Another remarkable finding of this study was that serum triglyceride level was the only diagnostic component of MS significantly associated with blood lead level in multiple linear regression analysis. Some researchers have found that acute or chronic lead exposure does not greatly change triglyceride levels, or may even reduce levels [29, 30]. However, direct comparison of our results with investigations that focused on subjects living in areas with high endemic lead concentrations is not appropriate. A previous experimental study also reported that lead exposure causes hypertriglyceridemia, and the VA Normative Aging Study, a population-based study performed to investigate the effects of low-level lead exposure, reported similar results to our study [25, 31].

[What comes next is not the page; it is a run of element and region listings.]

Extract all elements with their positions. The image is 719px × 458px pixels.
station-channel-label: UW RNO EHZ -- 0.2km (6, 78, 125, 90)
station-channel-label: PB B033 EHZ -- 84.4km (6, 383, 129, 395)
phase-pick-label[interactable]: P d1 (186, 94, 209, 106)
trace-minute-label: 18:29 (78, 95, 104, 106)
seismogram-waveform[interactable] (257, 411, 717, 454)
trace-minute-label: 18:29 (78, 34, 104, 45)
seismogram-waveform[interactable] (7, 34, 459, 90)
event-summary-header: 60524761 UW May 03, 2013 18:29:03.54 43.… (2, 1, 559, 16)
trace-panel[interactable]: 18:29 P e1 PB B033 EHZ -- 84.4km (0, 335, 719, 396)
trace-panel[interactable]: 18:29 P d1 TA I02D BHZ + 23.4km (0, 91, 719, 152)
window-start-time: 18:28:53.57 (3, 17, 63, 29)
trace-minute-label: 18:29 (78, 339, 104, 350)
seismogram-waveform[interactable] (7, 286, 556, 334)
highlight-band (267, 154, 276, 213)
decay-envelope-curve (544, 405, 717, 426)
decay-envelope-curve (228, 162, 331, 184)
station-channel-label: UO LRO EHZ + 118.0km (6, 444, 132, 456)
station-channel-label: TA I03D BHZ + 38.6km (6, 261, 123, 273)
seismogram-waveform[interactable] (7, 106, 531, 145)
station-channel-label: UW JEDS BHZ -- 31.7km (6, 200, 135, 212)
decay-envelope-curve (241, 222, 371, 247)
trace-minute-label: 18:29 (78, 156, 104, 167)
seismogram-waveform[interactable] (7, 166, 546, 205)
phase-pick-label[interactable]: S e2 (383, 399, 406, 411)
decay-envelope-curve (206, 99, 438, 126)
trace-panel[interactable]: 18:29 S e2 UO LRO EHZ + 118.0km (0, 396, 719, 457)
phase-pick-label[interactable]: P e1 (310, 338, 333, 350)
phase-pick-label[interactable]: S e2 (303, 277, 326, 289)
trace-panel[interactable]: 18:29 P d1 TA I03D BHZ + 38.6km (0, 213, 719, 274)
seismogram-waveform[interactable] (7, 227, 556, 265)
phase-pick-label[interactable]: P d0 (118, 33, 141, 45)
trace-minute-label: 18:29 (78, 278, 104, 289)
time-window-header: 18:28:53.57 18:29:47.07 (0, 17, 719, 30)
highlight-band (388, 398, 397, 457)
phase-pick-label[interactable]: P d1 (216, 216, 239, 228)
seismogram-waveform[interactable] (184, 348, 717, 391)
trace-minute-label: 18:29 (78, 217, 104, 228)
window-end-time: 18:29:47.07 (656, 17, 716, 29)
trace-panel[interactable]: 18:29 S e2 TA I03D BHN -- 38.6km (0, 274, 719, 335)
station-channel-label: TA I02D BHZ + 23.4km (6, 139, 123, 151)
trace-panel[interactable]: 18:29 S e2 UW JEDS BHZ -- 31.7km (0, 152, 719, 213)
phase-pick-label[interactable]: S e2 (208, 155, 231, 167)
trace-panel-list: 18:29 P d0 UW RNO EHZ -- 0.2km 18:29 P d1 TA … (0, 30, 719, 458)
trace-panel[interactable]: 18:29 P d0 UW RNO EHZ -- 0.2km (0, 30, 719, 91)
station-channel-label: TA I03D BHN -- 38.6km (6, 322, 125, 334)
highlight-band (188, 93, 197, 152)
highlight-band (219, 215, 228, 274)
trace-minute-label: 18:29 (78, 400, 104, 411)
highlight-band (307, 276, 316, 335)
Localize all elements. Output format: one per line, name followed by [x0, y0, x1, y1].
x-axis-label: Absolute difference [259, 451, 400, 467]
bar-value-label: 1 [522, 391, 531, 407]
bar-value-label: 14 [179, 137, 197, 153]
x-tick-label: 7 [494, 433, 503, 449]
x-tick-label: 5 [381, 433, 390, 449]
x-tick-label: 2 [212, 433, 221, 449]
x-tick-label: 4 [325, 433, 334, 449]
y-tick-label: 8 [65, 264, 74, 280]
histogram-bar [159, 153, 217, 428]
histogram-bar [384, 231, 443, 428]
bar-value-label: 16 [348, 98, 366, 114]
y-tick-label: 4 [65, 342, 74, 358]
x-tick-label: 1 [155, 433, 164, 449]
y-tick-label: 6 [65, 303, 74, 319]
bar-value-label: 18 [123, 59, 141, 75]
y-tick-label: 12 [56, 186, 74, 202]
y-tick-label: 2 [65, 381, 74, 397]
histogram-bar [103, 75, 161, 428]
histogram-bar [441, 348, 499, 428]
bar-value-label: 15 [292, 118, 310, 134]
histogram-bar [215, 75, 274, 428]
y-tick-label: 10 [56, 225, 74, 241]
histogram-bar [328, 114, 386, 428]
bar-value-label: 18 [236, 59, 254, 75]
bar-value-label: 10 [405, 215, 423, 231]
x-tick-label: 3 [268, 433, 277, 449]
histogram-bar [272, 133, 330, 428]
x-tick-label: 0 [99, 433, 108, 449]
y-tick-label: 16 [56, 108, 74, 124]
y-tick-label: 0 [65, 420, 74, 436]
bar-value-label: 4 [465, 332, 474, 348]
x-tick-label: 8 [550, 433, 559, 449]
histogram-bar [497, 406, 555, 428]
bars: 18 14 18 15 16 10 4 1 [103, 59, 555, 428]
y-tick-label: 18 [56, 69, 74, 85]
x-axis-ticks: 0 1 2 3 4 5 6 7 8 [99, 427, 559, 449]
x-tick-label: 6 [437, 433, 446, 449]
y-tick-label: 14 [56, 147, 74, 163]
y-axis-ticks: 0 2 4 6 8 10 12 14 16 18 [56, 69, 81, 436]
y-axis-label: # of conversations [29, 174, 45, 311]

Our study has some limitations. First, as KNHANES 2008 was a cross-sectional study, a causal relationship between heavy metals and MS cannot be determined. Second, the heavy metal exposure status was evaluated only by blood samples, not by bone or soft tissue samples. As a result, the measurements may not accurately reflect chronic exposure status. Third, MS is defined as a cluster of insulin resistance-associated components, such as abdominal obesity, dyslipidemia, hypertension, and hyperglycemia, and it is not clear whether MS should be regarded as a single disease entity [32]. Despite these limitations, our study results are meaningful, because they revealed a significant association between blood lead concentration and MS in a large number of subjects representative of the entire Korean population. All study subjects underwent accurate heavy metal analyses with strict quality controls, and a significant association between blood lead level and MS was identified after adjusting for demographic and social characteristics. Furthermore, because previous studies have already revealed that MS is closely related to high CVD risk, MS should be a useful clinical target for treatment, regardless of debate regarding its definition [3335]. In fact, many clinical practice guidelines recommend MS management, and some communities and countries have been actively conducting intervention campaigns to prevent and manage MS [10, 36]. Thus, our finding that low-level lead exposure is a risk factor for CVD is meaningful.

Conclusions

We found that blood lead concentration was significantly associated with the risk for MS and CVD, and that blood lead concentration had a close relationship with the serum triglyceride level, which is one of the diagnostic components of MS. Future large-scale longitudinal studies that overcome the limitations of the current study will provide a more detailed view of the pathophysiological role of environmental exposure to lead in patients with MS.